From being a poll worker, Ogg was asked to train other workers. She has also been a technician for the Evid election machines at the office, became an early voting coordinator and moved up further.
She now hopes to head the department if she is elected.
"I'm energetic, efficient and passionate about this job," she said.
Ogg is running against Susie Bishop and David Flowers for the Republican primary. The winner will face Democrat Gerald "Jed" Secory in the November elections.
What sets Ogg apart from her opponents, she said, is that she is the only one who has experience working in the elections office -- from its day-to-day operations to the hectic hours before and after elections.
She has been exposed to and assisted in all facets of the election process, she said.
A supervisor of elections has to know how to execute the law, even at crunch time, she said.
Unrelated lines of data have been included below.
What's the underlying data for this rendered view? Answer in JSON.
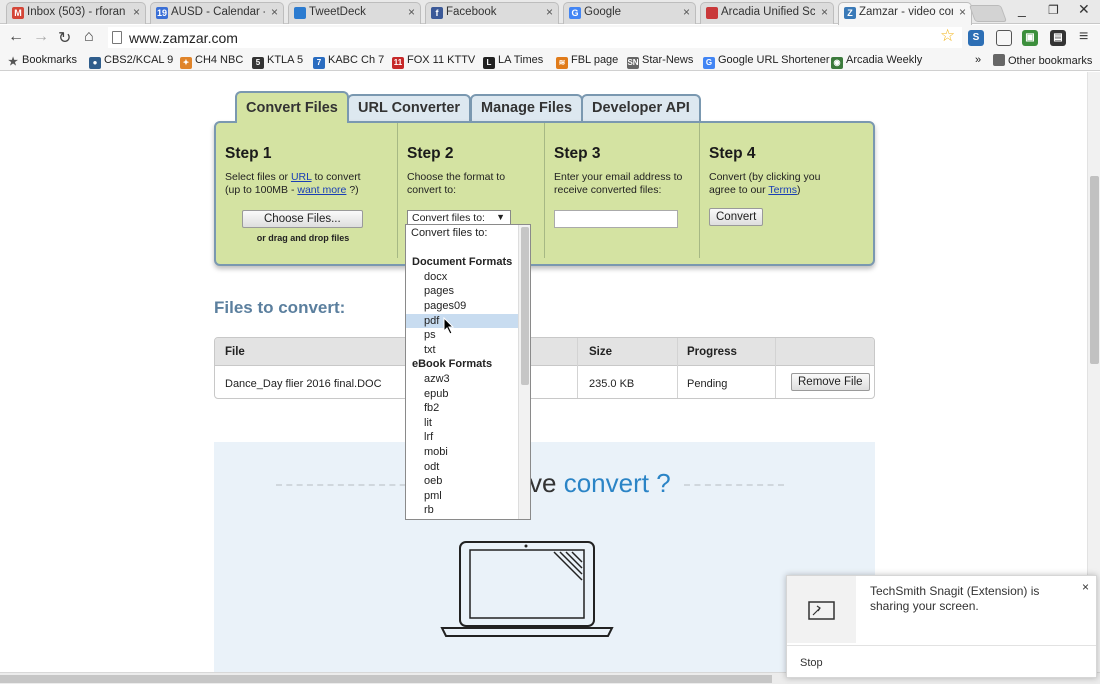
{
  "browser": {
    "tabs": [
      {
        "label": "Inbox (503) - rforan",
        "icon": "gmail-icon",
        "color": "#d44638",
        "glyph": "M"
      },
      {
        "label": "AUSD - Calendar - M",
        "icon": "calendar-icon",
        "color": "#3a6fd6",
        "glyph": "19"
      },
      {
        "label": "TweetDeck",
        "icon": "tweetdeck-icon",
        "color": "#2b7bd0",
        "glyph": ""
      },
      {
        "label": "Facebook",
        "icon": "facebook-icon",
        "color": "#3b5998",
        "glyph": "f"
      },
      {
        "label": "Google",
        "icon": "google-icon",
        "color": "#4285f4",
        "glyph": "G"
      },
      {
        "label": "Arcadia Unified Sch",
        "icon": "arcadia-icon",
        "color": "#c9383a",
        "glyph": ""
      },
      {
        "label": "Zamzar - video con",
        "icon": "zamzar-icon",
        "color": "#3a7ab8",
        "glyph": "Z",
        "active": true
      }
    ],
    "url": "www.zamzar.com",
    "bookmarks": [
      {
        "label": "Bookmarks",
        "icon": "star-icon",
        "color": "#555",
        "glyph": "★"
      },
      {
        "label": "CBS2/KCAL 9",
        "icon": "cbs-icon",
        "color": "#2f5d8c",
        "glyph": "●"
      },
      {
        "label": "CH4 NBC",
        "icon": "nbc-icon",
        "color": "#e0842a",
        "glyph": "✦"
      },
      {
        "label": "KTLA 5",
        "icon": "ktla-icon",
        "color": "#333",
        "glyph": "5"
      },
      {
        "label": "KABC Ch 7",
        "icon": "kabc-icon",
        "color": "#2a6cc0",
        "glyph": "7"
      },
      {
        "label": "FOX 11 KTTV",
        "icon": "fox-icon",
        "color": "#c62828",
        "glyph": "11"
      },
      {
        "label": "LA Times",
        "icon": "latimes-icon",
        "color": "#222",
        "glyph": "L"
      },
      {
        "label": "FBL page",
        "icon": "fbl-icon",
        "color": "#e07b1a",
        "glyph": "≋"
      },
      {
        "label": "Star-News",
        "icon": "starnews-icon",
        "color": "#666",
        "glyph": "SN"
      },
      {
        "label": "Google URL Shortener",
        "icon": "google-icon",
        "color": "#4285f4",
        "glyph": "G"
      },
      {
        "label": "Arcadia Weekly",
        "icon": "arcadia-weekly-icon",
        "color": "#3c7a3c",
        "glyph": "◉"
      }
    ],
    "more_bookmarks": "»",
    "other_bookmarks": "Other bookmarks"
  },
  "zamzar": {
    "tabs": [
      "Convert Files",
      "URL Converter",
      "Manage Files",
      "Developer API"
    ],
    "steps": {
      "step1": {
        "title": "Step 1",
        "text_a": "Select files or ",
        "link_url": "URL",
        "text_b": " to convert",
        "text_c": "(up to 100MB - ",
        "link_more": "want more",
        "text_d": " ?)",
        "button": "Choose Files...",
        "note": "or drag and drop files"
      },
      "step2": {
        "title": "Step 2",
        "text": "Choose the format to convert to:",
        "select_value": "Convert files to:"
      },
      "step3": {
        "title": "Step 3",
        "text": "Enter your email address to receive converted files:"
      },
      "step4": {
        "title": "Step 4",
        "text_a": "Convert (by clicking you agree to our ",
        "link_terms": "Terms",
        "text_b": ")",
        "button": "Convert"
      }
    },
    "files": {
      "title": "Files to convert:",
      "columns": [
        "File",
        "Size",
        "Progress"
      ],
      "rows": [
        {
          "file": "Dance_Day flier 2016 final.DOC",
          "size": "235.0 KB",
          "progress": "Pending",
          "action": "Remove File"
        }
      ]
    },
    "promo": {
      "title_hidden": "ve",
      "title_highlight": "convert ?"
    },
    "dropdown": {
      "items": [
        {
          "label": "Convert files to:",
          "kind": "first"
        },
        {
          "label": "",
          "kind": "blank"
        },
        {
          "label": "Document Formats",
          "kind": "group"
        },
        {
          "label": "docx",
          "kind": "opt"
        },
        {
          "label": "pages",
          "kind": "opt"
        },
        {
          "label": "pages09",
          "kind": "opt"
        },
        {
          "label": "pdf",
          "kind": "opt",
          "selected": true
        },
        {
          "label": "ps",
          "kind": "opt"
        },
        {
          "label": "txt",
          "kind": "opt"
        },
        {
          "label": "eBook Formats",
          "kind": "group"
        },
        {
          "label": "azw3",
          "kind": "opt"
        },
        {
          "label": "epub",
          "kind": "opt"
        },
        {
          "label": "fb2",
          "kind": "opt"
        },
        {
          "label": "lit",
          "kind": "opt"
        },
        {
          "label": "lrf",
          "kind": "opt"
        },
        {
          "label": "mobi",
          "kind": "opt"
        },
        {
          "label": "odt",
          "kind": "opt"
        },
        {
          "label": "oeb",
          "kind": "opt"
        },
        {
          "label": "pml",
          "kind": "opt"
        },
        {
          "label": "rb",
          "kind": "opt"
        }
      ]
    }
  },
  "notification": {
    "message": "TechSmith Snagit (Extension) is sharing your screen.",
    "stop": "Stop",
    "close": "×"
  }
}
She has contacts with counterparts across the state and has networked with other county elections offices, she said.
"I really feel in my heart that experience is necessary in this position," she said. "They (her opponents) have never been a poll worker; they have no front-line experience."
Daughter of a pastor, Ogg graduated from high school in Michigan.
She moved to Highlands County permanently in May 1991 when she married Brad Ogg.
For a while she was the office manager of a construction company her husband owns, working with payroll, accounts receivable and payables. She even helped at a Christian day school.
The idea to run for her first political office came about when her boss, incumbent Joe Campbell, said he was going to retire.
"When Joe said he was going to retire, we started talking about it," she said, and she was the first one to file for that office.
If she was asked to do more with less, Ogg said she wouldn't pull money from an area where it would hurt voters.
"I believe my experience in the elections process is necessary as I seek to continue the legacy Mr. Campbell is building," Ogg said in a previous Highlands Today story, "a legacy of trust, nonpartisan office and elections, fairness and accuracy. His dedication to excellence in every election has produced a consistent process and accurate results each time."